Running Percona Backup for MongoDB

This document provides examples of using pbm commands to operate your backup system. For detailed description of pbm commands, refer to pbm commands.

Listing backups

To view all completed backups, run the pbm list command.

$ pbm list

As of version 1.4.0, the pbm list output shows the completion time. This is the time to which the sharded cluster / non-shared replica set will be returned to after the restore.

Sample output

Backup snapshots:
  2021-01-13T15:50:54Z [complete: 2021-01-13T15:53:40Z]
  2021-01-13T16:10:20Z [complete: 2021-01-13T16:13:00Z]
  2021-01-20T17:09:46Z [complete: 2021-01-20T17:10:33Z]

In logical backups, the completion time almost coincides with the backup finish time. To define the completion time, Percona Backup for MongoDB waits for the backup snapshot to finish on all cluster nodes. Then it captures the oplog from the backup start time up to that time.
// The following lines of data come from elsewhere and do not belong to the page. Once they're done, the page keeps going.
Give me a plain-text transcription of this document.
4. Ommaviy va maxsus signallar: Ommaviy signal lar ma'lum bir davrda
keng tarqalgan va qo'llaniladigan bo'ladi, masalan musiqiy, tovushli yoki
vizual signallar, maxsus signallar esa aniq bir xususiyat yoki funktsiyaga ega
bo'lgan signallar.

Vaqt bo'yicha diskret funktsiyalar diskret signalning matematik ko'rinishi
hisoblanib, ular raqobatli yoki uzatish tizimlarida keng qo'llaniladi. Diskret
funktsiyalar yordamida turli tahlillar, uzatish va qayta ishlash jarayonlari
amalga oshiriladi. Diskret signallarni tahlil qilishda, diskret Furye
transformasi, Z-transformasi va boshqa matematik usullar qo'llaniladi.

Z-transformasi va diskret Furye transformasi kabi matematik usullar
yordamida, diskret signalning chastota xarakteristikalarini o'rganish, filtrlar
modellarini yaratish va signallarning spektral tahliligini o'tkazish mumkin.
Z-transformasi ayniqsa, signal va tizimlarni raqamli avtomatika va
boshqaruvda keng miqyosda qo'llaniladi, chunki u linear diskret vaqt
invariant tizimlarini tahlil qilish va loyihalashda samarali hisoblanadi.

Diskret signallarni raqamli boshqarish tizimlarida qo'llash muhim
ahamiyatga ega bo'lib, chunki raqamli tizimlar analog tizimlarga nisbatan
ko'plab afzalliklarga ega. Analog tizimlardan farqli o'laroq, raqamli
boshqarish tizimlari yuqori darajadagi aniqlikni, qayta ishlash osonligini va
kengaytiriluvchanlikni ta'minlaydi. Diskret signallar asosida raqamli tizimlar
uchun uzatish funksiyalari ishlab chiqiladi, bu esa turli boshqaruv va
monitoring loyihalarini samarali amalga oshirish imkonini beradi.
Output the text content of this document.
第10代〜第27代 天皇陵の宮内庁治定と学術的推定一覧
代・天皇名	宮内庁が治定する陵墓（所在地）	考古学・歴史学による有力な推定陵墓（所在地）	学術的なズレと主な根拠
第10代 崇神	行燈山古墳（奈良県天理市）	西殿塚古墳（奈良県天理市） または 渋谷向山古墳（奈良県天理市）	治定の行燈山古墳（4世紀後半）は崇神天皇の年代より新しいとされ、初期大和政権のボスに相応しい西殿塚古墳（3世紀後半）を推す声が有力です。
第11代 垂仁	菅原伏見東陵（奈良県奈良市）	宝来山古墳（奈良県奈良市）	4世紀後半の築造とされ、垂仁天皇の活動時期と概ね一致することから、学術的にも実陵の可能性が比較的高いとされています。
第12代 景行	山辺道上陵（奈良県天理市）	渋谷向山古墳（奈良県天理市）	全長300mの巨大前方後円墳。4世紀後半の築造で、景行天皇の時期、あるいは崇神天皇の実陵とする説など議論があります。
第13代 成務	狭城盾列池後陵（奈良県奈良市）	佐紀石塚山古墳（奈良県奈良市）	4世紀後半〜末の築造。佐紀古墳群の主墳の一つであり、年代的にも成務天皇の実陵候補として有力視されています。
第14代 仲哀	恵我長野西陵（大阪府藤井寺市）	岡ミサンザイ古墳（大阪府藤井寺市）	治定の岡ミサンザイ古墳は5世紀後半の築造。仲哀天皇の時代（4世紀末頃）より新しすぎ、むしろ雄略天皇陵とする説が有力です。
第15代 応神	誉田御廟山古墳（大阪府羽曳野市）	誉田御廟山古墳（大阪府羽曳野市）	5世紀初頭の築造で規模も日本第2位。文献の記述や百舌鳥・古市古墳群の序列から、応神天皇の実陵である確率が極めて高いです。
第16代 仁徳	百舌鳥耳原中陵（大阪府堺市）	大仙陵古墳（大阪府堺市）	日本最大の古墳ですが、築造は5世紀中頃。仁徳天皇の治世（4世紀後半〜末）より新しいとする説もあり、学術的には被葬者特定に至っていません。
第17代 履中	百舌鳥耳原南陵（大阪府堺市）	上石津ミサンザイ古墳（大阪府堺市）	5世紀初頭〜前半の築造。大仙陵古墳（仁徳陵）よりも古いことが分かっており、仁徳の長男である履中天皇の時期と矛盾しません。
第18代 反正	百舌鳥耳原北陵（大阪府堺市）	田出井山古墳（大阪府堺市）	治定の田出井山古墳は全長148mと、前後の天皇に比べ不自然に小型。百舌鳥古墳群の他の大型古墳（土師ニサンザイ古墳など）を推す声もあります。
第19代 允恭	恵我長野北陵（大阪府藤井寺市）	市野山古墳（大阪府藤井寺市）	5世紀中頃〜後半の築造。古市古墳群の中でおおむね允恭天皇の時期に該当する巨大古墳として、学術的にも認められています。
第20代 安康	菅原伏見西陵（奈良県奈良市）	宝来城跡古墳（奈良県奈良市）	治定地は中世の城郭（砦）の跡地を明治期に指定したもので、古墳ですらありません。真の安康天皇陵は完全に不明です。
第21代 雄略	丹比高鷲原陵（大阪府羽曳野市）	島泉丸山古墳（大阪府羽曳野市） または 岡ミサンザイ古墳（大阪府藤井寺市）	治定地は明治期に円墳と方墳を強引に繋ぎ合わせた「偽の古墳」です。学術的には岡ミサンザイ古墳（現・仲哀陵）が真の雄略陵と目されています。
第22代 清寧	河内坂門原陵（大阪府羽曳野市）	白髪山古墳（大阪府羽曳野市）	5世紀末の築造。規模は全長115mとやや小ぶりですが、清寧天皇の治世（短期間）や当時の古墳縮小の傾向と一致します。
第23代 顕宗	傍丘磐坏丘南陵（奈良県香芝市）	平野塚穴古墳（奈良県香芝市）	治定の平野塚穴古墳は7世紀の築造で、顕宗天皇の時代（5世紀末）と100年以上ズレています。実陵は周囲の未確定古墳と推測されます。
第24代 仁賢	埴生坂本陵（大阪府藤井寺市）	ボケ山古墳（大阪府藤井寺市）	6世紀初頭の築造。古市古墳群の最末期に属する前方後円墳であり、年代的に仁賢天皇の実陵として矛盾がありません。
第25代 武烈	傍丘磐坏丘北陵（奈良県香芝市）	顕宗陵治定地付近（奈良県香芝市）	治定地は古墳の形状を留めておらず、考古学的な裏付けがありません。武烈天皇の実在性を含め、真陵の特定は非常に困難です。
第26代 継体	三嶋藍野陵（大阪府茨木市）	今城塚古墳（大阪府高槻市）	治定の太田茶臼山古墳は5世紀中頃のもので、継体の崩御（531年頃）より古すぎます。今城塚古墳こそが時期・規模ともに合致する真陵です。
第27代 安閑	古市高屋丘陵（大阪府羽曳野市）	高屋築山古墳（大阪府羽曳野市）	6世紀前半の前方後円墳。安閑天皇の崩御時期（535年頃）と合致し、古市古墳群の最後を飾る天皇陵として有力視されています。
In physical backups, the completion time is only a few seconds after the backup start time. By holding the $backupCursor open guarantees that the checkpoint data won’t change during the backup, and Percona Backup for MongoDB can define the completion time ahead.

Starting a backup

$ pbm backup --type=TYPE

As of version 1.7.0, you can specify what type of a backup you wish to make: physical or logical.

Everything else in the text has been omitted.